- Location of Turney, Missouri
- Coordinates: 39°38′15″N 94°19′16″W﻿ / ﻿39.63750°N 94.32111°W
- Country: United States
- State: Missouri
- County: Clinton

Area
- • Total: 0.46 sq mi (1.20 km^{2})
- • Land: 0.46 sq mi (1.20 km^{2})
- • Water: 0 sq mi (0.00 km^{2})
- Elevation: 1,047 ft (319 m)

Population (2020)
- • Total: 114
- • Density: 245.5/sq mi (94.77/km^{2})
- Time zone: UTC-6 (Central (CST))
- • Summer (DST): UTC-5 (CDT)
- ZIP code: 64493
- Area code: 816
- FIPS code: 29-74176
- GNIS feature ID: 2400009

= Turney, Missouri =

Turney is a village in Clinton County, Missouri and is part of the Kansas City metropolitan area within the United States. The population was 114 at the 2020 census.

==History==
Turney was laid out in 1869, and named after Thomas E. Turney, a state politician. A post office called Turney has been in operation since 1895.

==Geography==
According to the United States Census Bureau, the village has a total area of 0.46 sqmi, all land.

==Demographics==

Historical population
| Census | Pop. | Note | %± |
| 1880 | 93 |  | — |
| 1890 | 163 |  | 75.3% |
| 1900 | 186 |  | 14.1% |
| 1910 | 212 |  | 14.0% |
| 1920 | 212 |  | 0.0% |
| 1930 | 205 |  | −3.3% |
| 1940 | 175 |  | −14.6% |
| 1950 | 152 |  | −13.1% |
| 1960 | 144 |  | −5.3% |
| 1970 | 142 |  | −1.4% |
| 1980 | 379 |  | 166.9% |
| 1990 | 155 |  | −59.1% |
| 2000 | 155 |  | 0.0% |
| 2010 | 148 |  | −4.5% |
| 2020 | 114 |  | −23.0% |
U.S. Decennial Census

===2010 census===
As of the census of 2010, there were 148 people, 64 households, and 36 families residing in the village. The population density was 321.7 PD/sqmi. There were 73 housing units at an average density of 158.7 /sqmi. The racial makeup of the village was 99.3% White and 0.7% Native American. Hispanic or Latino of any race were 0.7% of the population.

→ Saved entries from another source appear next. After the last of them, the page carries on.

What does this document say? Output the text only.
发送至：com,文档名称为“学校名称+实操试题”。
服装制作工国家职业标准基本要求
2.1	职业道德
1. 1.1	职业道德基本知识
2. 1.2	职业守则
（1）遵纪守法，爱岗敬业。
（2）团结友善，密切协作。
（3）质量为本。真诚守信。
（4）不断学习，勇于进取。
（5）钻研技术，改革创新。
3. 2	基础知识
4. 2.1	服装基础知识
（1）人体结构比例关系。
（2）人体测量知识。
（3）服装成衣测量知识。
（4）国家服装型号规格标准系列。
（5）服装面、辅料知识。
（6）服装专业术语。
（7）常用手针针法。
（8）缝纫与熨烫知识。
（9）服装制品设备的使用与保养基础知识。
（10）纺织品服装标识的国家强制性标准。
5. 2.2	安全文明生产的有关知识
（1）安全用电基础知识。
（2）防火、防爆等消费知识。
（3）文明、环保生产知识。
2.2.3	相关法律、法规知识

There were 64 households, of which 31.3% had children under the age of 18 living with them, 45.3% were married couples living together, 6.3% had a female householder with no husband present, 4.7% had a male householder with no wife present, and 43.8% were non-families. 39.1% of all households were made up of individuals, and 11% had someone living alone who was 65 years of age or older. The average household size was 2.31 and the average family size was 3.06.

The median age in the village was 38.8 years. 25.7% of residents were under the age of 18; 4% were between the ages of 18 and 24; 31% were from 25 to 44; 25.1% were from 45 to 64; and 14.2% were 65 years of age or older. The gender makeup of the village was 55.4% male and 44.6% female.

===2000 census===
As of the census of 2000, there were 155 people, 62 households, and 48 families residing in the village. The population density was 325.9 PD/sqmi. There were 74 housing units at an average density of 155.6 /sqmi. The racial makeup of the village was 95.48% White, 0.65% African American, 1.29% Native American, 1.29% from other races, and 1.29% from two or more races. Hispanic or Latino of any race were 0.65% of the population.

There were 62 households, out of which 27.4% had children under the age of 18 living with them, 61.3% were married couples living together, 12.9% had a female householder with no husband present, and 21.0% were non-families. 17.7% of all households were made up of individuals, and 6.5% had someone living alone who was 65 years of age or older. The average household size was 2.50 and the average family size was 2.71.

In the village, the population was spread out, with 25.2% under the age of 18, 5.2% from 18 to 24, 31.6% from 25 to 44, 21.9% from 45 to 64, and 16.1% who were 65 years of age or older. The median age was 38 years. For every 100 females, there were 106.7 males. For every 100 females age 18 and over, there were 90.2 males.

The median income for a household in the village was $36,528, and the median income for a family was $36,429. Males had a median income of $24,583 versus $20,536 for females. The per capita income for the village was $14,221. About 6.0% of families and 9.6% of the population were below the poverty line, including 17.9% of those under the age of eighteen and none of those 65 or over.

==Education==
The school district is the Lathrop R-II School District.